The answers to these 7 questions should be captured and documented and used to drive a serious evaluation of your sales process. You’ll need these insights to plan your CPQ implementation, and they will help you define your company’s Monetization Framework.

Integrating CPQ into Your Monetization Framework

Because a CPQ touches on broader considerations, which span the entire quote-to-cash process, it’s important to plan your CPQ implementation within the framework of how your company monetizes customer interest.

Making a CPQ decision without considering its place in this larger ecosystem can create siloed processes that constrain your company’s ability to scale… and should be avoided.

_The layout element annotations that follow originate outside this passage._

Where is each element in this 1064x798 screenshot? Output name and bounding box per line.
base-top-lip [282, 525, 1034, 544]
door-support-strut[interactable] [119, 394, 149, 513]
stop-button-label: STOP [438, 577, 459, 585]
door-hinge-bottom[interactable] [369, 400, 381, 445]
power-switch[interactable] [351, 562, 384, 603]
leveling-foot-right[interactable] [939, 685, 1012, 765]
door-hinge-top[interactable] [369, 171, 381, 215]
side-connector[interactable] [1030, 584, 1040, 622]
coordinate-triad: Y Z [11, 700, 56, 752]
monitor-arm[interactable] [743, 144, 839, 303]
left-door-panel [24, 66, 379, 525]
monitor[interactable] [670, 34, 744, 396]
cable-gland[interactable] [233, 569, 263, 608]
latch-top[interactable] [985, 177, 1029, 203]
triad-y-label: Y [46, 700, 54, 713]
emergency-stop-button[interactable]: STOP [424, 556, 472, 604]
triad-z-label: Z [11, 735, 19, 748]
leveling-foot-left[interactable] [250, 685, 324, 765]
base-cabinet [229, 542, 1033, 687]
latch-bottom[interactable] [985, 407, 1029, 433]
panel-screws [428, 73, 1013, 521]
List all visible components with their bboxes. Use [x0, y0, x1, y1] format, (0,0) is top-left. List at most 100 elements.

That’s one reason I recommend building a complete end-to-end Monetization Framework, before making any CPQ decision. Planning your monetization framework first, will help you define the full process before implementing your software tools. This planning provides insight that will help you make the right decisions when choosing and implementing CPQ software.

CPQ Decision Checklist

You should gather specific research to help understand outcomes. Here is a checklist of items you should create in preparation and have available as you begin planning:

  • A current product catalog with inventory and pricing information
  • A current services catalog with provider and pricing information
  • A list of product or service attributes that must be tracked for billing or provisioning
  • Documentation of all pricing use cases
  • Tables of your products and pricing, including discount schemes
  • Lists of bundled items or packaged components and their pricing formulas
  • Historical sales and net profit by product or service line
  • Documentation of your strategic planning and market positioning

These are critical elements, having these answers at your fingertips will prevent disruptive delays to your implementation while your team tracks down these details. You will be able to move forward with facts and details, instead of relying on guesses and overviews. This detailed orientation is crucial to getting the most from your CPQ implementation.

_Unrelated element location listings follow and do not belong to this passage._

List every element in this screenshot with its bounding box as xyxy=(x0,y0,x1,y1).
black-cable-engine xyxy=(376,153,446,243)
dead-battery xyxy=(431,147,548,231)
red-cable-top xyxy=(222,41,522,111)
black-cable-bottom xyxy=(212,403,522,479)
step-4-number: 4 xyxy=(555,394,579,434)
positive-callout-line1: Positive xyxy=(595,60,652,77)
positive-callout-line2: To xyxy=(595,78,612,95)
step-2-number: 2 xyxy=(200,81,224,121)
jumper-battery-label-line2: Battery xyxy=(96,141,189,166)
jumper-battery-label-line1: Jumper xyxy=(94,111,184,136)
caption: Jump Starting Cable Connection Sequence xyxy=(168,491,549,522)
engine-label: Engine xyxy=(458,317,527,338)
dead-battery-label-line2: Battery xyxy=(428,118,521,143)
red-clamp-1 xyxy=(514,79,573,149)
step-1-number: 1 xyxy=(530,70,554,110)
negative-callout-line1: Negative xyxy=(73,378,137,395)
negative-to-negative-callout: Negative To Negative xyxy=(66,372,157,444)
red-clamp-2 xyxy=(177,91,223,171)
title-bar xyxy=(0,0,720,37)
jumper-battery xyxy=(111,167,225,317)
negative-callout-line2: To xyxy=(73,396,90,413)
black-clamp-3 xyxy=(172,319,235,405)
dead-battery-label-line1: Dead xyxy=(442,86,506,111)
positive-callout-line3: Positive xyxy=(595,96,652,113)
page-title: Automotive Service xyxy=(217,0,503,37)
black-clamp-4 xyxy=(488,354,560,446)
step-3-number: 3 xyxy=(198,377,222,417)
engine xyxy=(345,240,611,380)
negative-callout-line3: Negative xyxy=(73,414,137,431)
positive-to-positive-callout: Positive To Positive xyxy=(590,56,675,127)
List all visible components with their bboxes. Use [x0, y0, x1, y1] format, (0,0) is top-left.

The complexity of B2B Monetization

The complexity of B2B Monetization is something you should not under-estimate.  CPQ, as a key process within your monetization strategy, can help you build a strategic advantage to help outperform your competition. Here is a quote from MGI Research that states this well:

“The demand for custom pricing models and flexible terms is counter balanced by the challenges of delivering these capabilities at scale.  Across most key world economies, the number and complexity of regulatory and audit requirements are mounting while the timeframes to reach compliance are getting shorter. Against this rapidly accelerating backdrop, product innovation and revenue optimization are the critical levers for growth and profitability. In the face of these opportunities are threats. Progressive organizations are focusing on the key processes and new monetization tools to sharpen their edge.”

As CPQ software continues to penetrate the market, you should plan carefully around the decisions you make, to ensure that you do not box yourself in. A well-conceived CPQ solution will help your company remain flexible and adaptable, so you can meet your customers’ needs and win new opportunities.

By making your sales process faster, consistent, and responsive, driving your monetization model through a CPQ software tool helps your company serve your customers and build a sustainable competitive advantage.